What had been a dormant trend of robbers targeting college drug-dealing operations around Philadelphia resurfaced Sunday night, when - a block from Temple University - armed men robbed a student rowhouse from which marijuana was being sold, police said.

The four Temple students home at the time had left the front door unlocked, allowing the three men believed to have been watching the house to walk right in, police said. With handguns trained on them, one of the students took a robber upstairs, where the student handed over an unspecified amount of cash and drugs. The armed men then fled the house on the 1500 block of Page Street, though not before taking the students' cellphones.

Such incidents were a regular event around Philadelphia's campuses last year, with enterprising criminals targeting student dealers who lacked the security typical of larger drug operations. But without explanation, the phenomenon had fallen off in the neighborhoods around Temple, in North Philadelphia, and around Drexel University and the University of Pennsylvania, in West Philadelphia, since the school year began, police said.

Capt. Branville Bard, whose 22d Police District covers Temple, suggested that students might be dealing less because of the earlier robberies.

"It's just speculation," he said. "This is the first case I've seen since September."

Before that, police reported seven drug-related home invasions around Temple over 11 months. And four such crimes were reported around Drexel over 17 months.
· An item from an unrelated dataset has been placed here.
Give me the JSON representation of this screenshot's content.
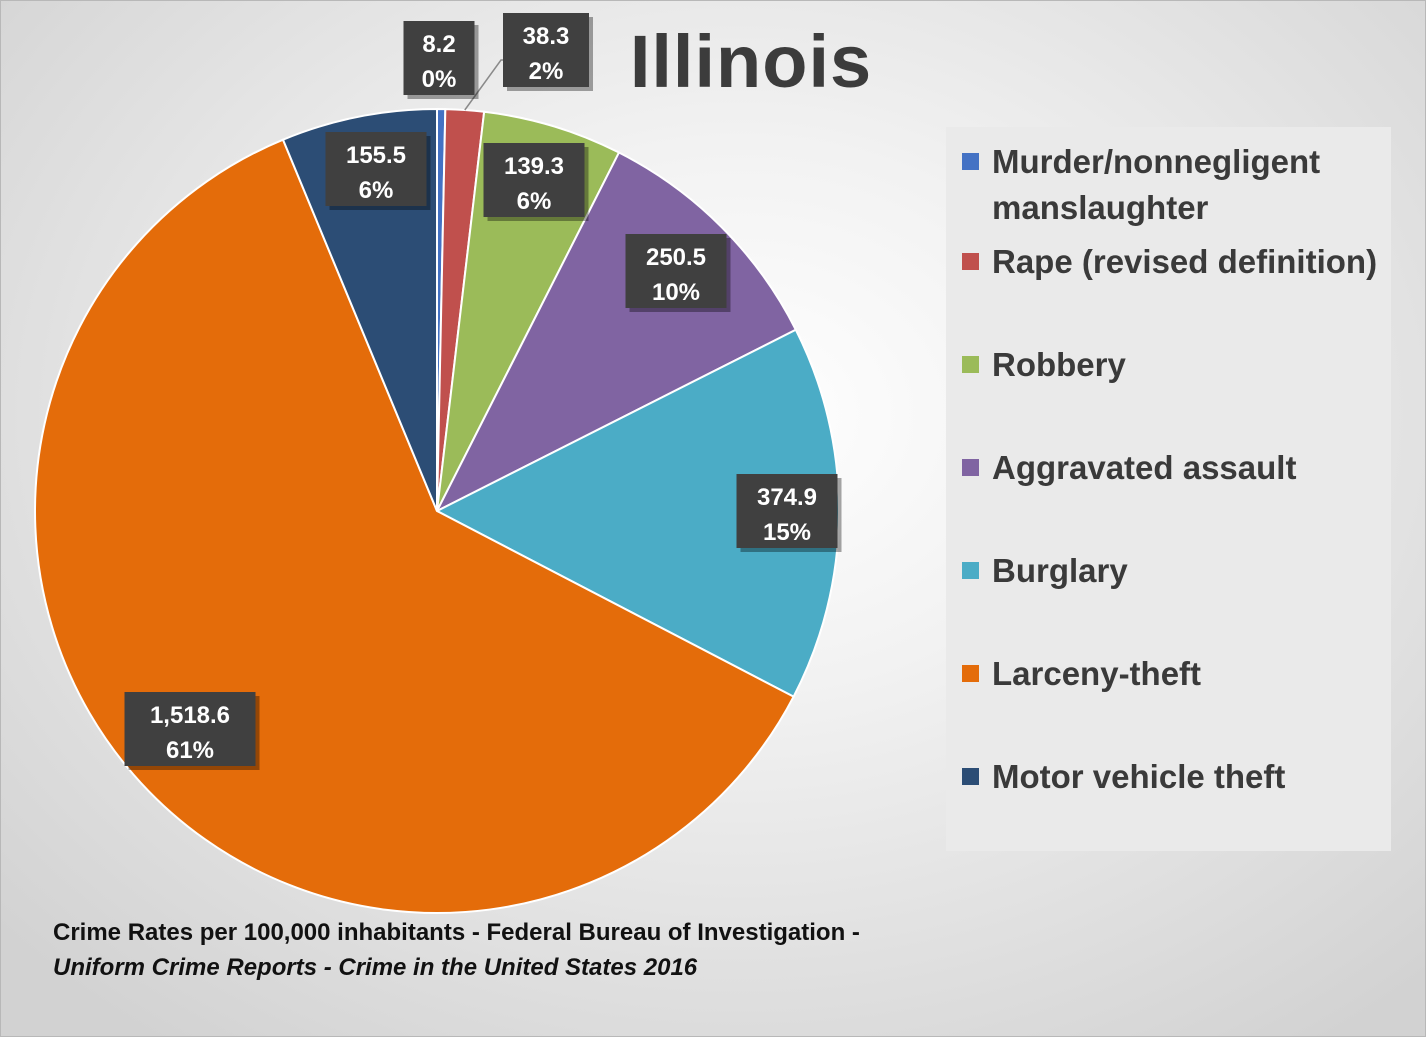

Temple students have long maintained an uneasy relationship with the high-crime neighborhoods surrounding them. And with more students choosing to live close to the university over the last decade - enamored of the prospect of living in Philadelphia and being close to its artistic and nightlife offerings - young men and women clad in red university sweatshirts and caps are becoming familiar sights for the largely low-income families living in the area around campus.

On Monday, with classes wrapping up for the year, students near the site of the robbery said that despite the surrounding crime, the neighborhood was relatively safe.
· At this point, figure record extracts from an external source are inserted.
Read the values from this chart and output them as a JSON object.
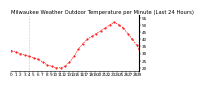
{
  "title": "Milwaukee Weather Outdoor Temperature per Minute (Last 24 Hours)",
  "line_color": "#ff0000",
  "background_color": "#ffffff",
  "ylim": [
    18,
    57
  ],
  "yticks": [
    20,
    25,
    30,
    35,
    40,
    45,
    50,
    55
  ],
  "x_points": [
    0,
    5,
    10,
    15,
    20,
    25,
    30,
    35,
    40,
    45,
    50,
    55,
    60,
    65,
    70,
    75,
    80,
    85,
    90,
    95,
    100,
    105,
    110,
    115,
    120,
    125,
    130,
    135,
    140,
    143
  ],
  "y_points": [
    32,
    31,
    30,
    29,
    28,
    27,
    26,
    24,
    22,
    21,
    20,
    20,
    21,
    24,
    28,
    33,
    37,
    40,
    42,
    44,
    46,
    48,
    50,
    52,
    50,
    48,
    44,
    40,
    36,
    33
  ],
  "midnight_x": 20,
  "title_fontsize": 3.8,
  "tick_fontsize": 3.0,
  "num_xticks": 30,
  "xlim": [
    0,
    143
  ]
}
"This is a big city. And the majority of the students who come here are from suburban areas, and they think nothing of walking home at 11 o'clock at night after working on a paper or something," said Joe Herman, 22, a Temple senior. "Those kids were just being stupid. They brought people into their house they didn't know and they were selling drugs and got robbed. They know the area they live in. I can't feel bad for them."

One of the students robbed Sunday, Massimo Pulcini, 21, was charged Monday with drug possession with intent to distribute after police found marijuana in the house. Charges were also being finalized Monday evening against a man stopped shortly after the robbery within a couple of blocks of the Page Street home. Police say they believe he was involved in the crime.

The two other robbers remained at large Monday. One was described by Temple police as a black man age 18 to 25 with a chubby build, wearing a black hooded shirt. The other was described as a black man wearing a light-brown shirt with white lettering.

As news of the incident spread around campus Monday morning, university officials e-mailed students, urging them to keep doors and windows locked and to report to police any suspicious or criminal activity involving roommates or neighbors. University spokesman Ray Betzner said Temple police were working with city police to increase patrols in the area.

Betzner declined to comment on whether Pulcini would face disciplinary action from the university.

Police did not release the names of the two men and one woman who were in the house with Pulcini at the time of the robbery.

The situation facing Temple - trying to keep students safe in a low-income city setting - is one that Penn has spent the last 15 years trying to minimize through expansive real estate development projects in West Philadelphia, said Lt. John Walker of Southwest Detectives.

"When you push out into urban areas around Temple, you're pushing into neighborhoods that have been violent for years," he said. "Penn was very aggressive."

As Temple students started preparing for the beginning of finals on Thursday, some of their neighbors were still in shock.

Kiana Williams, 28, who lives near the crime scene, said she was stunned by the news of the robbery and arrests, adding that there were no signs of drug sales in the block.

"It's pretty nice around here. I would not expect something like that," Williams said of the robbery. "All I heard was that it was a home invasion. I kept saying to myself, 'Why would they go into a house like that?' I'm shocked. I'm still shocked."